Here are the mixed signals, implicit in this tear-down of Steve Jobs, that we get from contemporary mainstream culture about how to be:
- Be BIG! Believe in yourself, especially when no one else will. Against all odds. Fight the odds. Be creative. Buck trends. Do it your way. Make it perfect. Work yourself to the bone. Get obsessed. Do it right. Put your mind to it. Don’t let the skeptics drag you down. Just do it. [Or else we won’t write articles about you.]
- Be nice. Sacrifice time and energy for other people. The more time you spend with your kids, the better. Put other people’s needs first. Don’t get caught up in your ambitions. Never get angry. Don’t inconvenience anyone. Easy on the bling. And did we mention, spend more time with your kids? Spend more time with your kids. More. A greater volume of time. With the kids. [Or else we’ll judge you.]
If we’re being honest, we have to agree that these two approaches to life are at least somewhat incompatible. If you believe in yourself against all odds and you get obsessed and so forth, your singular focus will probably cause someone to feel hurt or neglected at some point in your journey. We are in a double bind, and this problem is rooted in our conflictual relationship to the universal narcissism that we all have to work out within ourselves, like it or not. This negotiation happens underground, because most of us are scared to admit that these needs exist at all. We all long to expand, to be recognized for our innate value, and to be rewarded for our hard work. We all value the opinions that others have of us, and our self-esteem improves when important people respect us. Our self-esteem is our narcissistic equilibrium, and the satisfactions that grow our self-esteem are essentially narcissistic. These satisfactions involve expanding ourselves to achieve unique goals, being rewarded for those goals, and thereby being respected in the eyes of others.
And while we all intuitively understand that the way we feel about ourselves matters and that it’s important to maintain a reasonably high self-esteem, we are also very conflicted about how we get there. We are terrified of being seen as narcissistic – which is a fundamentally narcissistic concern – and so we disown these fundamental needs. We locate them in notoriously driven people like Steve Jobs, Madonna, and LeBron James, while we simultaneously worry about being seen as too big for our britches, getting a swollen head, being full of hot air, going on an ego trip – the idiomatic clichés go on and on. We worry that too much self-expansion might make others feel worse about themselves, and we worry that we might be judged for that.
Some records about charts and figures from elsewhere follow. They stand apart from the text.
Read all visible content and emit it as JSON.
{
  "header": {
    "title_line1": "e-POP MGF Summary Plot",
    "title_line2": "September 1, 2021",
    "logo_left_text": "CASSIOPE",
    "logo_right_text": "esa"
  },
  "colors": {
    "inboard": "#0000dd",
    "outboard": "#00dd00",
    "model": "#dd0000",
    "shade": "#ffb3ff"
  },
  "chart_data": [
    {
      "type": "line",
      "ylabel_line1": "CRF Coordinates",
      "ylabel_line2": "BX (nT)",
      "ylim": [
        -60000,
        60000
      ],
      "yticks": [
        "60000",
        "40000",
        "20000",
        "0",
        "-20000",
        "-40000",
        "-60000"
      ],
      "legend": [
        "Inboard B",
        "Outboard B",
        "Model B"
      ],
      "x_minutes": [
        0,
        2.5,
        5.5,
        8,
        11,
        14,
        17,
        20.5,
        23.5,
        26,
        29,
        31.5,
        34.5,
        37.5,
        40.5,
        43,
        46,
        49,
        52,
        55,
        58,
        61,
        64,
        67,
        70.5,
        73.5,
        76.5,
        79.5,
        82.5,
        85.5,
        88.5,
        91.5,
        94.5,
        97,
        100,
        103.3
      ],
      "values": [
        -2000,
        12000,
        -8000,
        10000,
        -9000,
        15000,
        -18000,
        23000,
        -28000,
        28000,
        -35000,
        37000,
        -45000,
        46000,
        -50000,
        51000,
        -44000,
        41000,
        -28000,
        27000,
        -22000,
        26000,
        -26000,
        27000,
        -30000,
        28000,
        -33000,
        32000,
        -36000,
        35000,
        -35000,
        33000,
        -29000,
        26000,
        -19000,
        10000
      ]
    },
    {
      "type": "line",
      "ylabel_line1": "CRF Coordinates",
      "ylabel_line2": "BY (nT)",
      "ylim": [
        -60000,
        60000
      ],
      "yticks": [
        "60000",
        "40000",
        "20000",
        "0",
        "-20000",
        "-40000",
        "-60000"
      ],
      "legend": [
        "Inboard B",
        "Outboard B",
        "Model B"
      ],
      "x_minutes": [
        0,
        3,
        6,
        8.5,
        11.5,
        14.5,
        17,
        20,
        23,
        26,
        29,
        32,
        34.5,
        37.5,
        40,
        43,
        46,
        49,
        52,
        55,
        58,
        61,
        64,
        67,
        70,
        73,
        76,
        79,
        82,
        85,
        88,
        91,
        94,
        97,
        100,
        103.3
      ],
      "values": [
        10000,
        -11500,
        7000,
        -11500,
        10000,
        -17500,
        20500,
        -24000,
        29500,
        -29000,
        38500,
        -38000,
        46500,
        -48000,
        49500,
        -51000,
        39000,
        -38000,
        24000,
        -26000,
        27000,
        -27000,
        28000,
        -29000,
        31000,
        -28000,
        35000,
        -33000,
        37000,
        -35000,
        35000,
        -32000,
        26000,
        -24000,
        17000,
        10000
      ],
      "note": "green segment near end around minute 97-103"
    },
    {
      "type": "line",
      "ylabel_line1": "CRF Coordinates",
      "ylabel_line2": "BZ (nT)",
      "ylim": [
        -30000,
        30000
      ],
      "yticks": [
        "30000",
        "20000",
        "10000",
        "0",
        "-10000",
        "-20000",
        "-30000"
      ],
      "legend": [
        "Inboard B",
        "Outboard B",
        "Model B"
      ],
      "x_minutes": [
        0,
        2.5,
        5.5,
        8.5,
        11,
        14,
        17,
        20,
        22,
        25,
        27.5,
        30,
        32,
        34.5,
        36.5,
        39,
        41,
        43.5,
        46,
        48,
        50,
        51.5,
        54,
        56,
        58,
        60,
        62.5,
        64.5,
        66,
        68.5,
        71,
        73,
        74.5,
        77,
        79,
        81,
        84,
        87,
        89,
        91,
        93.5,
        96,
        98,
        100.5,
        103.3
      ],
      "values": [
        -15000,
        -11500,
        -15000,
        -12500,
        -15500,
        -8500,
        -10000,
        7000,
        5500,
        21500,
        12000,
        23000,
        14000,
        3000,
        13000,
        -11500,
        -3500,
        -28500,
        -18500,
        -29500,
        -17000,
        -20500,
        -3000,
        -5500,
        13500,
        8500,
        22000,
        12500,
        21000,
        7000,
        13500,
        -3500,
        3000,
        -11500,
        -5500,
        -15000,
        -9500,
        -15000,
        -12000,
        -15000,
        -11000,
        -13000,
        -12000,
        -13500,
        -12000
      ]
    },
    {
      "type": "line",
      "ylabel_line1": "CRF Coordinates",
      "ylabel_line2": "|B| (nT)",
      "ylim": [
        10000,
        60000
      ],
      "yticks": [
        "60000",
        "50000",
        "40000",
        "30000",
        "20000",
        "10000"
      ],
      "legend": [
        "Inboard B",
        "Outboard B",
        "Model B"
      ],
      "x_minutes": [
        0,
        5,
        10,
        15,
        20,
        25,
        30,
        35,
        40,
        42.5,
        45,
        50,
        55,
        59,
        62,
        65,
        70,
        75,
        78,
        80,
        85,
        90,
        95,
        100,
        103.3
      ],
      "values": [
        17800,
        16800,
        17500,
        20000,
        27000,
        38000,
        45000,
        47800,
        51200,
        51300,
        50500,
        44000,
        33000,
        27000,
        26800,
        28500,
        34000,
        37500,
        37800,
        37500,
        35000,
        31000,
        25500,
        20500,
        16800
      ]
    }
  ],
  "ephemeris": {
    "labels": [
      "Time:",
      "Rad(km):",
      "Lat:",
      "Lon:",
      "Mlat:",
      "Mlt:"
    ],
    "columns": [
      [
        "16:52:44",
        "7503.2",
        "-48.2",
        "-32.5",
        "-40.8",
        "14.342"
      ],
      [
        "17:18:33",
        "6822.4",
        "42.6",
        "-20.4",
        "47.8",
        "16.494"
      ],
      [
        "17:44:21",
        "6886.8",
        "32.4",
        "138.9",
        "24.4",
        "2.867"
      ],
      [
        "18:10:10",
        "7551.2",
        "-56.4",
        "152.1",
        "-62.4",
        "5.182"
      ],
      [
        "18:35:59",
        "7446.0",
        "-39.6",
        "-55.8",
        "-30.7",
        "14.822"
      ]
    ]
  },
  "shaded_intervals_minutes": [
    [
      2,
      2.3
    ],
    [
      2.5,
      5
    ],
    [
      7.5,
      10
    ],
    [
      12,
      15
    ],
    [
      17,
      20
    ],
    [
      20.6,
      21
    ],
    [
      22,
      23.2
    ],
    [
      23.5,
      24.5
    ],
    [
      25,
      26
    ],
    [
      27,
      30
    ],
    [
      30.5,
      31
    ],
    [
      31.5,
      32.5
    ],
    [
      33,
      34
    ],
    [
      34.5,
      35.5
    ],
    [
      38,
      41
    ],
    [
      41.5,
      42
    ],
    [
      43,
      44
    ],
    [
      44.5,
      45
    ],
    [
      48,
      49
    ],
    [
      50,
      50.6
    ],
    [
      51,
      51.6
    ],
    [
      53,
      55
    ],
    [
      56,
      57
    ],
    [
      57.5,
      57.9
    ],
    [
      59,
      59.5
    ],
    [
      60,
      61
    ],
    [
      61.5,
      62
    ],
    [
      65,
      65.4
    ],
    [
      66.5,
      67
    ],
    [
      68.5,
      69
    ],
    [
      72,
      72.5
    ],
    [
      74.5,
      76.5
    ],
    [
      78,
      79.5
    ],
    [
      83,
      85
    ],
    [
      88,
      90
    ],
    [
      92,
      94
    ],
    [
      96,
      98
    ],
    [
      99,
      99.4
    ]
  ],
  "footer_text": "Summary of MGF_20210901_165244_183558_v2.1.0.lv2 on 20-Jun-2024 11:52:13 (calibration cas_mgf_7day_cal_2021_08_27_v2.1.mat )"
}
Our fears of being seen as narcissistic often inhibit us from squeezing the very things out of life that would make us feel better about ourselves. Many of us deny that we do, in fact, need things from ourselves and from other people in order to regulate our self-esteem, and we walk around feeling depleted and simultaneously powerless to ask for anything more, for fear of appearing entitled.
In order to expand to our full potential, we have to accept and honor our narcissistic needs and vulnerability so that we can attend to those needs in a constructive way. Only then can we begin to find realistic and pleasurable ways to expand, to increase, to fill out, to be big. If we deny these needs, we also preclude the possibility of ever meeting these needs, and we either develop pathologically narcissistic character (worst option), or we don’t allow ourselves to expand, always feeling a bit depleted and diminished as a result (better option, but still not great).
If you’re feeling like you never get what you really want, and yet you find yourself envying and resenting other people who seem to be getting everything they want, you may need some navigational help. Never getting what you want may be a way of avoiding judgments, as we all tend to judge harshly the people who know what they want and know how to get it – kind of like we want to do to Steve Jobs. These kinds of judgments help us deny our sometimes painful need to expand, but acknowledging that need will inevitably help us find more satisfying ways to achieve our full potential.